Stephen Adams – Written Evidence (TWP0012)
The specific relevance of oversight and accountability in trade agreements
- The role of Parliament in treaty ratification in the British (and similar) systems is fundamental, because it confers democratic legitimacy on agreements both for citizens whose treatment is implicated but also for any courts subsequently interpreting the significance of an agreement and its implementation. It is not unreasonable to argue that the UK’s current structures for Parliamentary oversight of treaties represent the rudimentary minimum to have fulfilled this important accountability. This is especially important in trade agreements, which have important domestic effects. These effects at the firm and sectoral level can be far-reaching and are inherently distributional. Trade agreements should thus be seen as a distinct category of international treaty that belong to the universe of domestic regulation and policy and the UK’s domestic market structure and economic settlement.
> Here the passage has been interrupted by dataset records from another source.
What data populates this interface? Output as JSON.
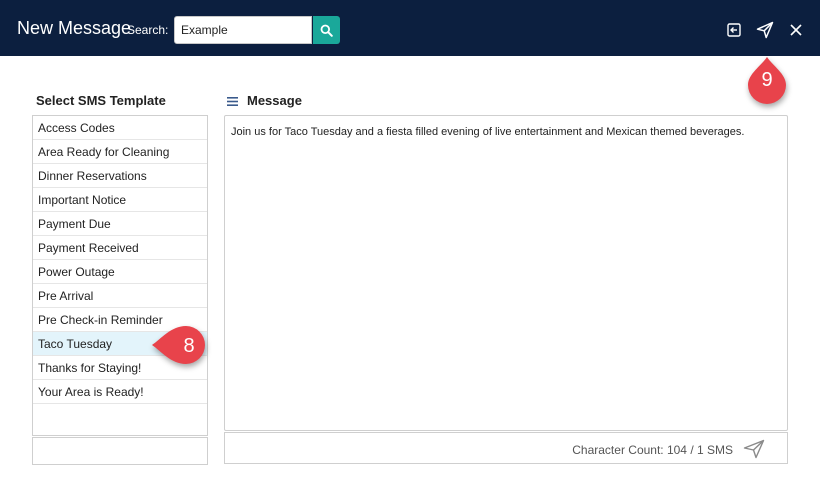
{
  "header": {
    "title": "New Message",
    "search_label": "Search:",
    "search_value": "Example",
    "colors": {
      "background": "#0c1f3f",
      "search_button": "#1aa89a",
      "callout": "#e8434b"
    },
    "icons": [
      "search-icon",
      "sign-out-icon",
      "send-icon",
      "close-icon"
    ]
  },
  "callouts": {
    "send": "9",
    "template": "8"
  },
  "templates": {
    "title": "Select SMS Template",
    "items": [
      "Access Codes",
      "Area Ready for Cleaning",
      "Dinner Reservations",
      "Important Notice",
      "Payment Due",
      "Payment Received",
      "Power Outage",
      "Pre Arrival",
      "Pre Check-in Reminder",
      "Taco Tuesday",
      "Thanks for Staying!",
      "Your Area is Ready!"
    ],
    "selected": "Taco Tuesday"
  },
  "message": {
    "title": "Message",
    "body": "Join us for Taco Tuesday and a fiesta filled evening of live entertainment and Mexican themed beverages.",
    "char_count": "Character Count: 104 / 1 SMS"
  }
}
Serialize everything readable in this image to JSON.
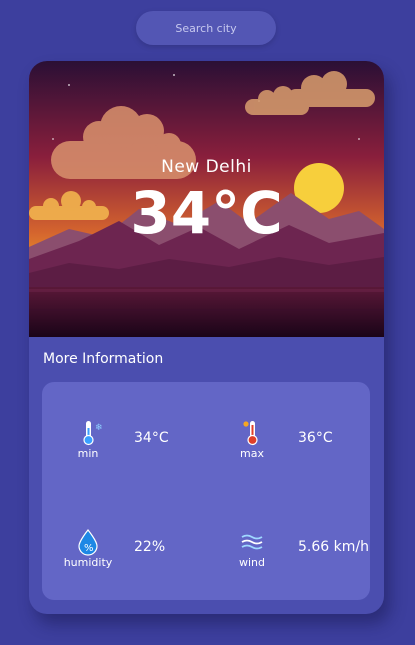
{
  "search": {
    "placeholder": "Search city"
  },
  "weather": {
    "city": "New Delhi",
    "temperature": "34°C"
  },
  "more_info": {
    "title": "More Information",
    "stats": [
      {
        "label": "min",
        "value": "34°C",
        "icon": "thermometer-cold-icon"
      },
      {
        "label": "max",
        "value": "36°C",
        "icon": "thermometer-hot-icon"
      },
      {
        "label": "humidity",
        "value": "22%",
        "icon": "humidity-icon"
      },
      {
        "label": "wind",
        "value": "5.66 km/h",
        "icon": "wind-icon"
      }
    ]
  },
  "colors": {
    "background": "#3d3f9e",
    "card": "#4b4eaf",
    "panel": "#6366c6",
    "sky_top": "#2a0f35",
    "sky_horizon": "#e69025"
  }
}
- Parliament’s role in scrutinising the domestic effect of trade treaties is important because trade agreements can compel changes in domestic law alongside changes to the UK’s external tariff. However, it is also important to recognise that trade agreements are important because they can compel the UK not to change its current law, regulation or practice in future. This latter effect can appear to have limited practical relevance, but in fact it touches on quasi-constitutional issues in the UK system. These should be treated as politically important by Parliamentarians cognisant of their obligations to successor Parliaments. This pervasive effect in areas of regulation is fundamental to modern trade agreements and can touch on sensitive areas that can include the exercise of state quasi-monopolies, the precise form of UK intellectual property laws or the UK’s approach to technical or food regulation. These commitments need not be inherently controversial or problematic and they may have genuine value in exporting UK norms or securing commitments from others, but they need to be made transparently.
- While the 2010 Act creates a valuable new statutory basis for the established convention of Parliamentary disapproval of signed treaties, it does not require a defined level of scrutiny, debate or legislative approval. The weaknesses of Parliament’s role in treaty ratification has been well reviewed by the House of Lords in 2019. However, a key problem of the current framework for trade agreements is its sole focus on Parliament’s role in ratification of a final text, for the reasons set out below.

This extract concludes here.